Action to be taken in the event of alleged/suspected Abuse

The Matron is designated as the key contact person within the home with direct responsibility for investigating any alleged or suspected incidences of abuse. Any staff member with concerns regarding possible abuse of a vulnerable adult will report the matter directly to the Matron. Where it is suspected that such abuse may be caused by another staff member then reporting the matter will be done in accordance with the Whistle Blowing policy.

Reporting such matters will take into account the balance which needs to be maintained for the confidentiality of the resident’s affairs and the duty of care to report suspected abuse.

The manager will assess the allegations /suspicions and decide upon appropriate action to be taken. If the incident is considered to be very minor then the Matron can deal with the situation directly. If the incident is of a more serious nature the Matron will contact the local office of the Registration Authority and if necessary the Police, according to individual circumstances.

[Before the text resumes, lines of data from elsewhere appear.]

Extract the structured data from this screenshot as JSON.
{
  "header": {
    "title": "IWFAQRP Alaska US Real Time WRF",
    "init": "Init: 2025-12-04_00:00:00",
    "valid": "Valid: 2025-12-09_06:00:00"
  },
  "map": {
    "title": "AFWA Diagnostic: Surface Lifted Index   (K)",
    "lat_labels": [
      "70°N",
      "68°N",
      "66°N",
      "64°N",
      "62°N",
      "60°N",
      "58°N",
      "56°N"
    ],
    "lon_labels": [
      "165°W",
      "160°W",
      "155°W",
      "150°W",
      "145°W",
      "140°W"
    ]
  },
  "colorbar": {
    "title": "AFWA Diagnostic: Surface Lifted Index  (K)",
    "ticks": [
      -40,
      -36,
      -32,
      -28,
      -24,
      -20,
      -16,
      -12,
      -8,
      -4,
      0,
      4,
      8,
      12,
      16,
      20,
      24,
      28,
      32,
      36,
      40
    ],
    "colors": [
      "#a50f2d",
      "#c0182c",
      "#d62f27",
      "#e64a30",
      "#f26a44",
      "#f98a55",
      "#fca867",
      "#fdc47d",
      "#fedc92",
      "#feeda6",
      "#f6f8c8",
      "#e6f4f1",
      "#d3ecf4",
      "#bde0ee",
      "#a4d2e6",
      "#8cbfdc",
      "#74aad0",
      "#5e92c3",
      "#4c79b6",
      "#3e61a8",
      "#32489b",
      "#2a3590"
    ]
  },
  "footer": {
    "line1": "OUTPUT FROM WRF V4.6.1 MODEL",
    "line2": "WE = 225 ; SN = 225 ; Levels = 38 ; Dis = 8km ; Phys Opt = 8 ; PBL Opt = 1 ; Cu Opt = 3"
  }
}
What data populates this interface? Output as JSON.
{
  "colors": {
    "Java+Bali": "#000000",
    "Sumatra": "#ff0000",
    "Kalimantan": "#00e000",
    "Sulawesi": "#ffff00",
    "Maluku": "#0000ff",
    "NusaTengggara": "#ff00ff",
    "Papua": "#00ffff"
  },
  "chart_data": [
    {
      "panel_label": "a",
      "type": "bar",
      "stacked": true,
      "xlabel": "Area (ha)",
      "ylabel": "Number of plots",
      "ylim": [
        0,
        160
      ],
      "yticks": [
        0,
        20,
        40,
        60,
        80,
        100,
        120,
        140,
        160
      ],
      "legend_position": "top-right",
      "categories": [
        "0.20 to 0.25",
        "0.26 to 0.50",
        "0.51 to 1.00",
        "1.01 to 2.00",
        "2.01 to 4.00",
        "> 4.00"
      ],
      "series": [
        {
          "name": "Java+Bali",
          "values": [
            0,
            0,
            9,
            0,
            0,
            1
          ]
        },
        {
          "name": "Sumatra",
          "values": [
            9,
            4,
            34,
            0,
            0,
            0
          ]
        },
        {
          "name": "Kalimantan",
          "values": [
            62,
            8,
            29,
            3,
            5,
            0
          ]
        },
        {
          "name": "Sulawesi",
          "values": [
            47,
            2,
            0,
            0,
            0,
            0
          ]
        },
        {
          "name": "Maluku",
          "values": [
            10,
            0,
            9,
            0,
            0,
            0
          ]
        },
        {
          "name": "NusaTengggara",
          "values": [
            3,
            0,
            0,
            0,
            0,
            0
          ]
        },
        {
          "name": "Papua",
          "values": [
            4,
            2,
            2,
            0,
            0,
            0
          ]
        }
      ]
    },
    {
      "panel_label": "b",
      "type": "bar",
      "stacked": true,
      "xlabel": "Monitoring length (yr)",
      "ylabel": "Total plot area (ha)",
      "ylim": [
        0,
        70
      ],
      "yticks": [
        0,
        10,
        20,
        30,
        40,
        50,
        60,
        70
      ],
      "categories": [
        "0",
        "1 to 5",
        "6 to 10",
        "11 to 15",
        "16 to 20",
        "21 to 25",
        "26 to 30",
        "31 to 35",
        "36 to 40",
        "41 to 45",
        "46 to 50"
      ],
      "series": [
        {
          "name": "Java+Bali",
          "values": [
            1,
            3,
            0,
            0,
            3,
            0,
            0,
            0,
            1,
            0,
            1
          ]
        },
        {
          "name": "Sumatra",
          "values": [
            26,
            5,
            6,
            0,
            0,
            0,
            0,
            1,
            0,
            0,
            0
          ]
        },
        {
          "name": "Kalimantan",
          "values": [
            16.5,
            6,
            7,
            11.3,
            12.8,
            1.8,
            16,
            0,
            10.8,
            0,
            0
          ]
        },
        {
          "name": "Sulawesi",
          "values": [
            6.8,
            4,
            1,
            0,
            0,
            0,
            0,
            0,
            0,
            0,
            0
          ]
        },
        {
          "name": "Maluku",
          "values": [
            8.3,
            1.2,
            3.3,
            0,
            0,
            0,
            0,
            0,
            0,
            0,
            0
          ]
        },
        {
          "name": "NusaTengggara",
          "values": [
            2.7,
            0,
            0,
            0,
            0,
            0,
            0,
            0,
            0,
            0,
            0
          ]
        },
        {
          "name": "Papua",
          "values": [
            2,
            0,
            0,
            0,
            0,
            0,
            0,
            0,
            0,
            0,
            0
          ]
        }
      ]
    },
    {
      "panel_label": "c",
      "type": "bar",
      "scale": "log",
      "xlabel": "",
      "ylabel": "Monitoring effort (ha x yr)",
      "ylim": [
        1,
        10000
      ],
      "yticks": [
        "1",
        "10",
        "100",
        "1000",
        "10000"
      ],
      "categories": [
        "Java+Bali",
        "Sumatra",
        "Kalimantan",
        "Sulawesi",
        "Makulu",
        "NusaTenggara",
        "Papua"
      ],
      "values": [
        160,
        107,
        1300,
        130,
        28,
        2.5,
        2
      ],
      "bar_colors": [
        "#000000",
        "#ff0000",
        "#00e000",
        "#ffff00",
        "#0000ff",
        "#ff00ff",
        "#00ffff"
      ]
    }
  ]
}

In all cases, the Matron is responsible for maintaining complete case records of the suspicions raised, or allegations made, including dates, times and persons involved, and action taken. This action may be two types:
Corrective Action – action to be taken against perpetrators involved in confirmed incidents of abuse, and the discreet and sensitive handling of the abused person.
Preventive Action – strategies to be implemented with the objective of halting further abuse. Where such cases have involved the Home’s staff, with resulting disciplinary measures taken, this will trigger a robust review of current practices and procedures to determine what additional protective measures if any, need to be incorporated into the management systems.